Nebraska Extension Partnership Leads to Breakthrough Herbicide for Palmer Amaranth in Sugarbeets

Nebraska Extension Partnership Leads to Breakthrough Herbicide for Palmer Amaranth in Sugarbeets
A sugarbeet field in the spring of 2024 with Palmer amaranth. Where Goltix has been applied, there is a clear line of weed suppression. (Photo by Chabella Guzman)
September 29th, 2024 | Chabella Guzman - Panhandle Research, Extension and Education Center Communications Specialist | Nevin Lawrence - Integrated Weed Management Specialist

In 2019, Western Sugar Cooperative knew it had a problem when the herbicide-resistant weed Palmer amaranth became more common within its 135,000-acre sugarbeet crop.

“Palmer amaranth can seed and begin to grow in under two weeks and grow two inches a day,” said Rebecca Larsen, Western Sugar’s chief scientist. “It’s competitive and can crowd out the sugarbeet plant before it can get established.”

Palmer Amaranth is a veritable weed powerhouse, producing thousands of seeds per plant.

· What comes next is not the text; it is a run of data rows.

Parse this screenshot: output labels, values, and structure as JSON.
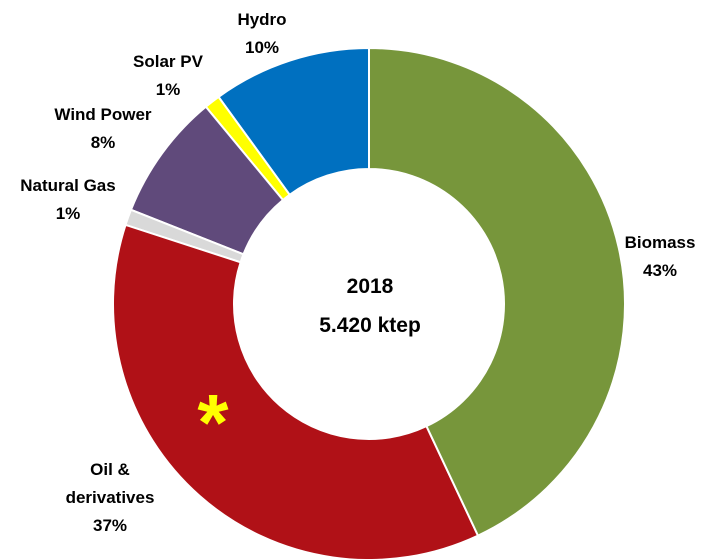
{
  "chart_data": {
    "type": "donut",
    "categories": [
      "Biomass",
      "Oil & derivatives",
      "Natural Gas",
      "Wind Power",
      "Solar PV",
      "Hydro"
    ],
    "values": [
      43,
      37,
      1,
      8,
      1,
      10
    ],
    "value_labels": [
      "43%",
      "37%",
      "1%",
      "8%",
      "1%",
      "10%"
    ],
    "colors": [
      "#77963b",
      "#b01117",
      "#d9d9d9",
      "#604a7b",
      "#ffff00",
      "#0070c0"
    ],
    "center_label": [
      "2018",
      "5.420 ktep"
    ],
    "annotation": "*"
  }
}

It grows in cropland where the ground is often disturbed, can emerge throughout the entire growing season, is more competitive than other pigweed species, and is resistant to several herbicide modes-of-action across the U.S.

While Palmer amaranth was spreading across the Nebraska and Colorado sugarbeet acres, Dr. Nevin Lawrence, Nebraska Extension weed management specialist located at the Panhandle Research, Extension and Education Center in Scottsbluff, had been working on the management of Palmer for several years. Fortunately, Lawrence had begun research into a novel herbicide for Palmer control in sugarbeet in 2018 when ADAMA — a crop protection company — sent Lawrence and other weed scientists samples of their herbicide Goltix.

“At the time, I was the only sugarbeet weed scientist in the United States who was actively doing a lot of research in the management of Palmer amaranth, and the herbicide was really, really good when applied pre-crop emergence for management of Palmer in sugarbeets,” Lawrence said.

Lawrence saw the product as a clear breakthrough for sugarbeet growers. He approached Western Sugar Cooperative, and the two collaborated with funding and research to begin the process of bringing Goltix to sugarbeet growers.

“There was a lot of work needed to figure out an optimal rate that was high enough to control Palmer but also economical for the growers,” Lawrence said. “We also had to figure out how to integrate Goltix with current sugarbeet production practices like irrigation, tillage, and the use of other herbicides.”

After six years of field trials, the only thing needed was an herbicide label to allow commercial use in the U.S.

While it has been used for decades in Europe, Goltix and its active ingredient had never been registered in the U.S. The normal process for creating a pesticide label is time-consuming and expensive; however, in emergency situations where farmers are facing significant economic loss and there is no other available pesticide to manage a pest, an emergency use label can by granted by the EPA.

Western Sugar was beginning to look at substantial yield loss without the herbicide.

“This is really the only herbicide that was an option,” Lawrence said. “So, they decided to go for what’s called a Section 18, or an emergency use label. This was the first time. As far as I’m aware, they’ve granted an emergency use label for an herbicide that had never been labeled in the U.S.”

A section 18 Label for Goltix was granted for sugarbeet growers in Colorado and Nebraska for use in the spring of 2024.

“This year was a rush as we received the use label just in time for use from March 31 to May 31 (when sugarbeets are planted),” Larsen said.

“I probably had over 40 or 45 phone calls from agronomists and growers asking how to use the product in April and May,” Lawrence said. “So that was a really crazy spring for me, but it went out in 2024, and so far, the results from growers and Western Cooperative have been just outstanding.”

The Emergency Use Label will need to be renewed each year until the EPA releases a normal label.